Lektion 3: Immer Dranbleiben und Verständnis fürs Ganze entwickeln. Bei der Rückfahrt haben Sie nun schon gelernt und gehen nicht mehr naiv an die Reise heran. Im Gegenteil, Sie zeigen Eigeninitiative! Sie sind eine gute Stunde früher am Bahnhof – das empfiehlt man ja auch bei Flügen.
Schon zahlt es sich aus: Bei Nachfrage am Schalter wird klar, bei der gebuchten Verbindung können Sie Ihren Anschlusszug in Mannheim nicht erreichen. Die Empfehlung: Einen früheren, aber ebenfalls verspäteten ICE zu nehmen. Und: Oh Wunder, es ist der sagenhafte ICE 73, der sich schon bei der Hinfahrt als verlässlich erwies. Nach 25 Minuten Wartezeit einsteigen, losfahren.

Der ICE hält, was er verspricht. Nur wird bei Weiterfahrt deutlich: Trotz des Vorsprungs wird es nicht möglich sein, den Anschluss in Freiburg zu erreichen, sagt die Bahn-App, die zur treuen Begleiterin wurde. Der Grund: „das Warten auf einen entgegenkommenden Zug“.

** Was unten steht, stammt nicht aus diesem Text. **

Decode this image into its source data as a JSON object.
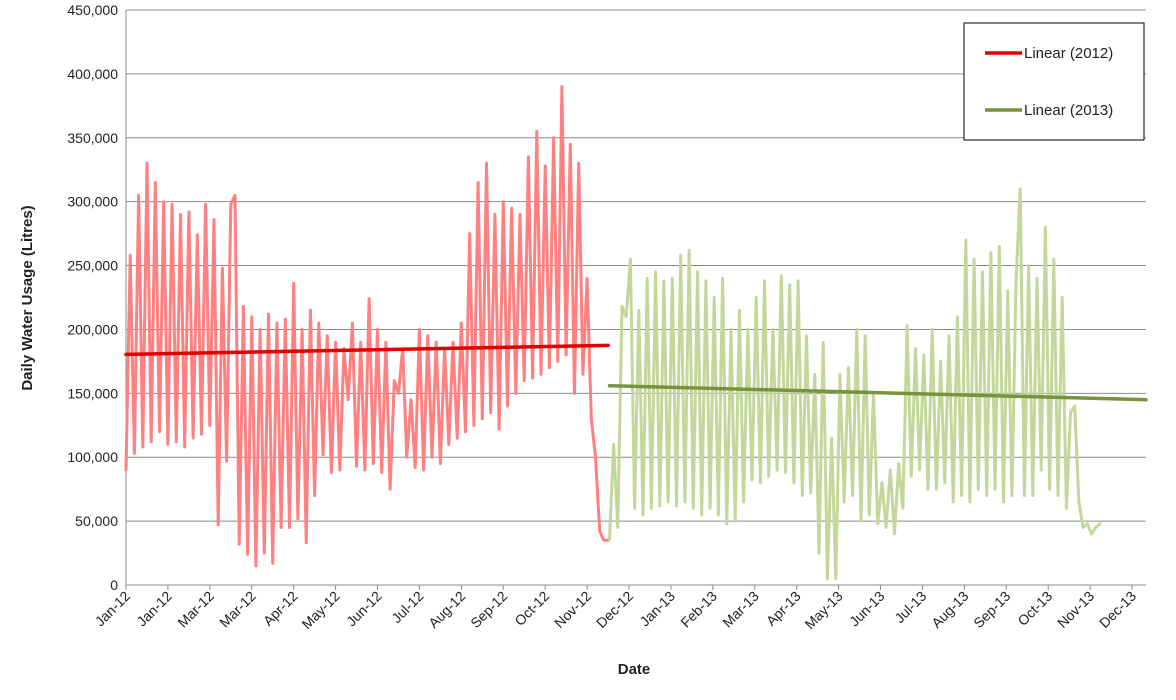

Bei Erscheinen des Zugbegleiters bestätigt er Ihre Vermutung: Bleiben Sie im Zug bis Basel und steigen Sie dann erst um, dort haben Sie noch 40 Minuten Wartezeit. Der Plan geht auf und schließlich kommen Sie mit nur einer Stunde Verspätung ohne sichtbare seelische Schäden in Konstanz-Petershausen an.
Wie, Sie finden eine solche Fahrt recht ärgerlich? Haben Sie es doch noch nicht verstanden? Sie nehmen an einem Manager-Resilienz-Programm teil und haben bereits die Module Recherche, Beharrlichkeit und Weitblick erfolgreich absolviert.
Und nun denken Sie bitte mal nach: Das Ganze zu den sensationellen Unkosten einer Bahnfahrkarte (Hin und Rück). Richtig, das ist ein herausragend günstiges Angebot – allerdings nur in der Pilotphase. Also freuen Sie sich übers Schnäppchen und denken Sie daran: Dieses unverzichtbare Programm könnte bald deutlich teurer werden.